No one since former President Ronald W. Reagan has had the courage to openly make this argument the centerpiece of an economic agenda. It doesn't sit well with our egalitarian sensibilities. But it's true: those citizens whose incomes place them above the lowest marginal tax bracket are doubly penalized. First, they pay a greater amount than low-income Americans simply because they earn more money. This disparity would be true even under a flat tax. But we do not have a flat tax, and therein lies the second penalty. The financially fortunate pay a higher percentage on each dollar above the lowest bracket, topping at a plunderous 39.6 percent.
This argument probably seems a restatement of the obvious, which raises another important point. We have had a progressive income tax for so long that we accept it as a given. Here's the thinking behind our current income-tax system: the rich can afford to pay more than the poor, and since we need to finance our endless array of spending programs, we may as well take the rich for all they're worth. But universally accepted or not, it's a mistake not to ask whether this thinking is right. Yes, the wealthy can pay more than the poor. Any equally-applied tax system will require them to do so, and that's fair enough. But what justifies us in going further? What gives us the right to say that, because some people are good at making money, they ought to be penalized for it? Imagine such logic applied to academics. Some people aren't as bright as others against whom they compete. We should therefore make the academically gifted do some of the disadvantaged students' homework. Would you want to take such a class? Harvey C. Mansfield probably wouldn't be the only one complaining.

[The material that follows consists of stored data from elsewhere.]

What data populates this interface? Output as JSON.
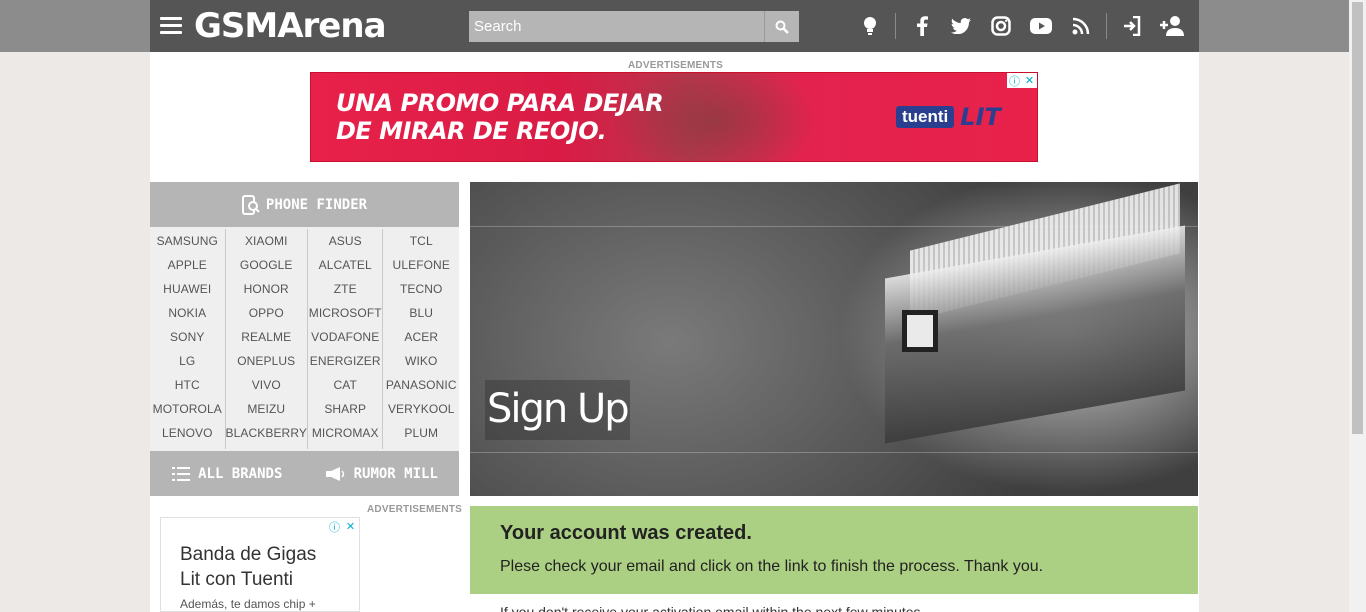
{
  "header": {
    "logo": "GSMArena",
    "search_placeholder": "Search"
  },
  "ads": {
    "label": "ADVERTISEMENTS",
    "top": {
      "line1": "UNA PROMO PARA DEJAR",
      "line2": "DE MIRAR DE REOJO.",
      "brand": "tuenti",
      "brand_suffix": "LIT"
    },
    "side": {
      "title_line1": "Banda de Gigas",
      "title_line2": "Lit con Tuenti",
      "subtitle": "Además, te damos chip +"
    }
  },
  "finder": {
    "title": "PHONE FINDER",
    "brand_columns": [
      [
        "SAMSUNG",
        "APPLE",
        "HUAWEI",
        "NOKIA",
        "SONY",
        "LG",
        "HTC",
        "MOTOROLA",
        "LENOVO"
      ],
      [
        "XIAOMI",
        "GOOGLE",
        "HONOR",
        "OPPO",
        "REALME",
        "ONEPLUS",
        "VIVO",
        "MEIZU",
        "BLACKBERRY"
      ],
      [
        "ASUS",
        "ALCATEL",
        "ZTE",
        "MICROSOFT",
        "VODAFONE",
        "ENERGIZER",
        "CAT",
        "SHARP",
        "MICROMAX"
      ],
      [
        "TCL",
        "ULEFONE",
        "TECNO",
        "BLU",
        "ACER",
        "WIKO",
        "PANASONIC",
        "VERYKOOL",
        "PLUM"
      ]
    ],
    "all_brands": "ALL BRANDS",
    "rumor_mill": "RUMOR MILL"
  },
  "hero": {
    "title": "Sign Up"
  },
  "success": {
    "title": "Your account was created.",
    "message": "Plese check your email and click on the link to finish the process. Thank you."
  },
  "below": {
    "text": "If you don't receive your activation email within the next few minutes"
  }
}
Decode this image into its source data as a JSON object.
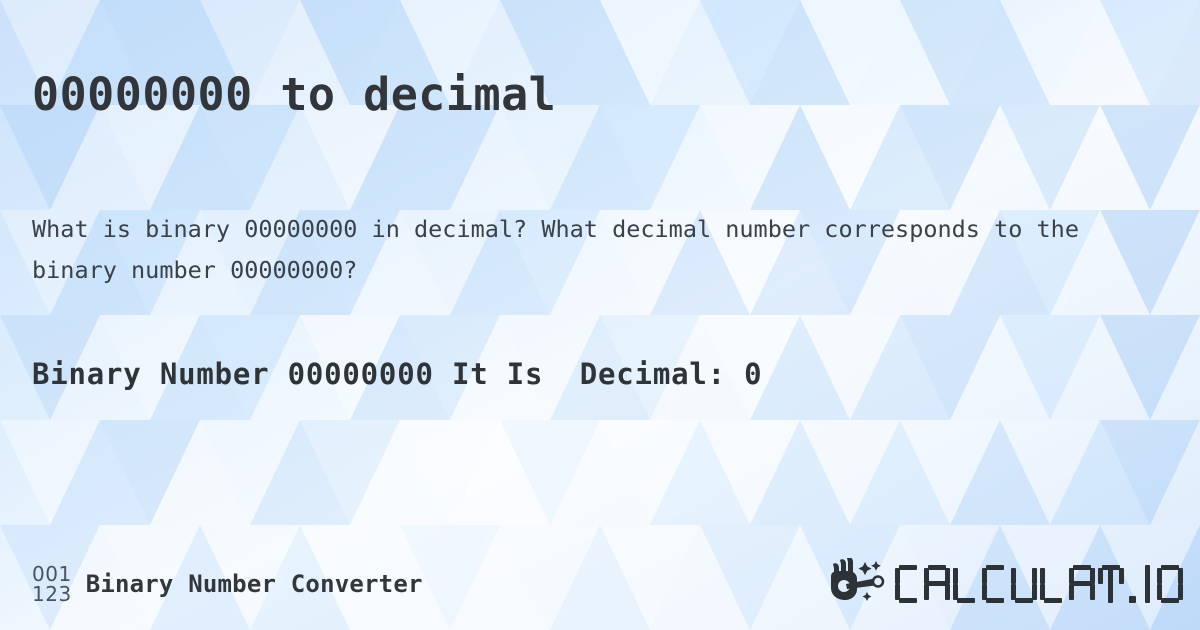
{
  "page": {
    "title": "00000000 to decimal",
    "subtitle": "What is binary 00000000 in decimal? What decimal number corresponds to the binary number 00000000?",
    "result_line": "Binary Number 00000000 It Is  Decimal: 0",
    "binary_number": "00000000",
    "decimal_value": "0"
  },
  "footer": {
    "logo_top_digits": "001",
    "logo_bottom_digits": "123",
    "site_label": "Binary Number Converter",
    "brand_wordmark": "CALCULAT.IO",
    "brand_icon": "hand-magic-wand-icon"
  },
  "colors": {
    "text_dark": "#32363a",
    "text_body": "#3a4149",
    "logo_gray": "#4b535c",
    "background_blue": "#cfe3fb",
    "background_light": "#f7fbff"
  }
}
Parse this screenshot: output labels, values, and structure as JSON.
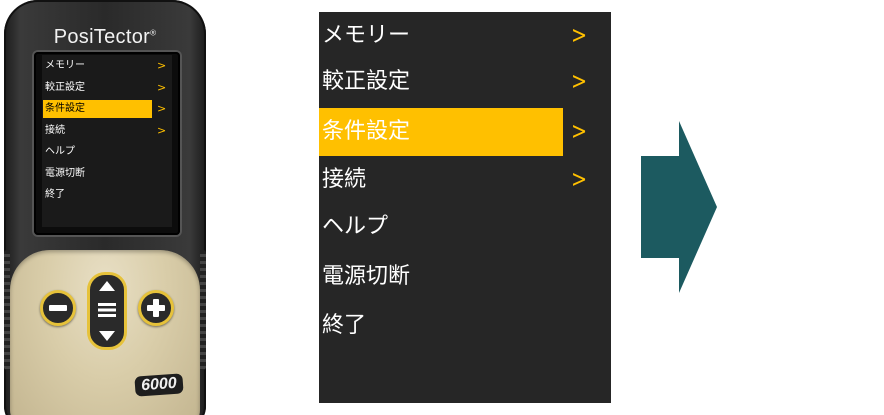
{
  "device": {
    "brand": "PosiTector",
    "brand_mark": "®",
    "model": "6000",
    "screen_menu": [
      {
        "label": "メモリー",
        "has_submenu": true,
        "selected": false,
        "chevron": ">"
      },
      {
        "label": "較正設定",
        "has_submenu": true,
        "selected": false,
        "chevron": ">"
      },
      {
        "label": "条件設定",
        "has_submenu": true,
        "selected": true,
        "chevron": ">"
      },
      {
        "label": "接続",
        "has_submenu": true,
        "selected": false,
        "chevron": ">"
      },
      {
        "label": "ヘルプ",
        "has_submenu": false,
        "selected": false
      },
      {
        "label": "電源切断",
        "has_submenu": false,
        "selected": false
      },
      {
        "label": "終了",
        "has_submenu": false,
        "selected": false
      }
    ],
    "buttons": [
      {
        "name": "minus",
        "icon": "minus-icon"
      },
      {
        "name": "menu",
        "icon": "menu-lines-icon"
      },
      {
        "name": "plus",
        "icon": "plus-icon"
      }
    ]
  },
  "menu": {
    "items": [
      {
        "label": "メモリー",
        "has_submenu": true,
        "selected": false,
        "chevron": ">"
      },
      {
        "label": "較正設定",
        "has_submenu": true,
        "selected": false,
        "chevron": ">"
      },
      {
        "label": "条件設定",
        "has_submenu": true,
        "selected": true,
        "chevron": ">"
      },
      {
        "label": "接続",
        "has_submenu": true,
        "selected": false,
        "chevron": ">"
      },
      {
        "label": "ヘルプ",
        "has_submenu": false,
        "selected": false
      },
      {
        "label": "電源切断",
        "has_submenu": false,
        "selected": false
      },
      {
        "label": "終了",
        "has_submenu": false,
        "selected": false
      }
    ]
  },
  "colors": {
    "highlight": "#ffc000",
    "menu_background": "#262626",
    "menu_text": "#ffffff",
    "arrow": "#1c5a60",
    "button_ring": "#e6c23a",
    "shell": "#d9cda9"
  },
  "arrow_icon": "right-arrow-icon"
}
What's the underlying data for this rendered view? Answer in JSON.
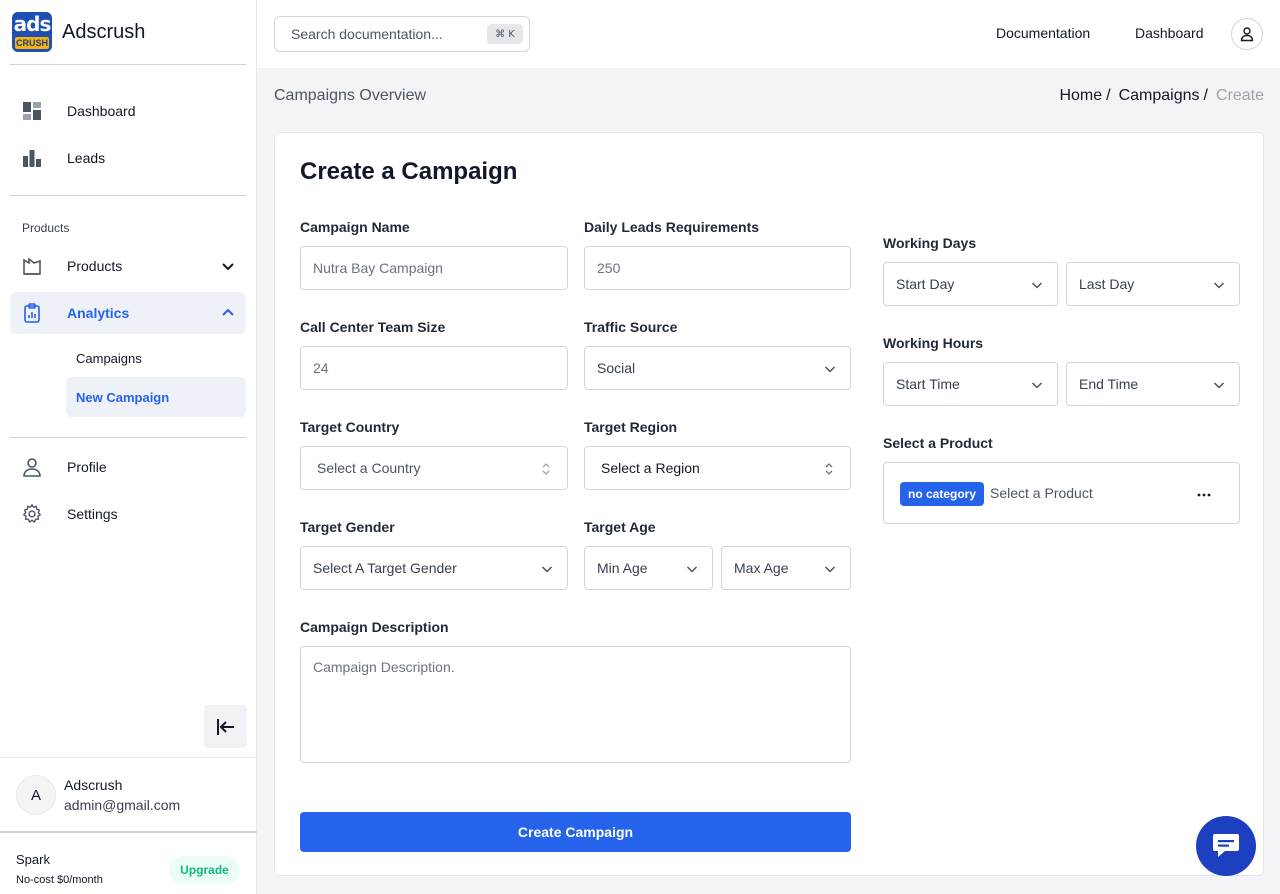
{
  "brand": {
    "name": "Adscrush",
    "logo_top": "ads",
    "logo_bottom": "CRUSH"
  },
  "sidebar": {
    "items": [
      {
        "label": "Dashboard",
        "icon": "dashboard-icon"
      },
      {
        "label": "Leads",
        "icon": "bar-chart-icon"
      }
    ],
    "section_label": "Products",
    "products_label": "Products",
    "analytics_label": "Analytics",
    "sub_items": [
      {
        "label": "Campaigns"
      },
      {
        "label": "New Campaign"
      }
    ],
    "profile_label": "Profile",
    "settings_label": "Settings"
  },
  "user": {
    "initial": "A",
    "name": "Adscrush",
    "email": "admin@gmail.com"
  },
  "plan": {
    "name": "Spark",
    "price": "No-cost $0/month",
    "upgrade_label": "Upgrade"
  },
  "topbar": {
    "search_placeholder": "Search documentation...",
    "shortcut": "⌘ K",
    "links": [
      "Documentation",
      "Dashboard"
    ]
  },
  "page": {
    "heading": "Campaigns Overview",
    "breadcrumb": [
      "Home",
      "Campaigns",
      "Create"
    ]
  },
  "form": {
    "title": "Create a Campaign",
    "campaign_name": {
      "label": "Campaign Name",
      "placeholder": "Nutra Bay Campaign"
    },
    "daily_leads": {
      "label": "Daily Leads Requirements",
      "placeholder": "250"
    },
    "team_size": {
      "label": "Call Center Team Size",
      "placeholder": "24"
    },
    "traffic_source": {
      "label": "Traffic Source",
      "value": "Social"
    },
    "target_country": {
      "label": "Target Country",
      "value": "Select a Country"
    },
    "target_region": {
      "label": "Target Region",
      "value": "Select a Region"
    },
    "target_gender": {
      "label": "Target Gender",
      "value": "Select A Target Gender"
    },
    "target_age": {
      "label": "Target Age",
      "min": "Min Age",
      "max": "Max Age"
    },
    "description": {
      "label": "Campaign Description",
      "placeholder": "Campaign Description."
    },
    "working_days": {
      "label": "Working Days",
      "start": "Start Day",
      "end": "Last Day"
    },
    "working_hours": {
      "label": "Working Hours",
      "start": "Start Time",
      "end": "End Time"
    },
    "product": {
      "label": "Select a Product",
      "badge": "no category",
      "placeholder": "Select a Product"
    },
    "submit_label": "Create Campaign"
  },
  "colors": {
    "primary": "#2563eb",
    "chat": "#1d40c0",
    "upgrade": "#10b981"
  }
}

Regardless, the debate about President Bush's tax plan will continue along its current lines. Republicans won't voice the real issue, and they don't need to, because the tax cut will pass anyway. Even so, we should pause and consider the force of the ideological argument underlying Bush's plan. In the meantime, since everyone is in the business of coining slogans, let me offer one of my own: Stop taxing people for being good at what they do.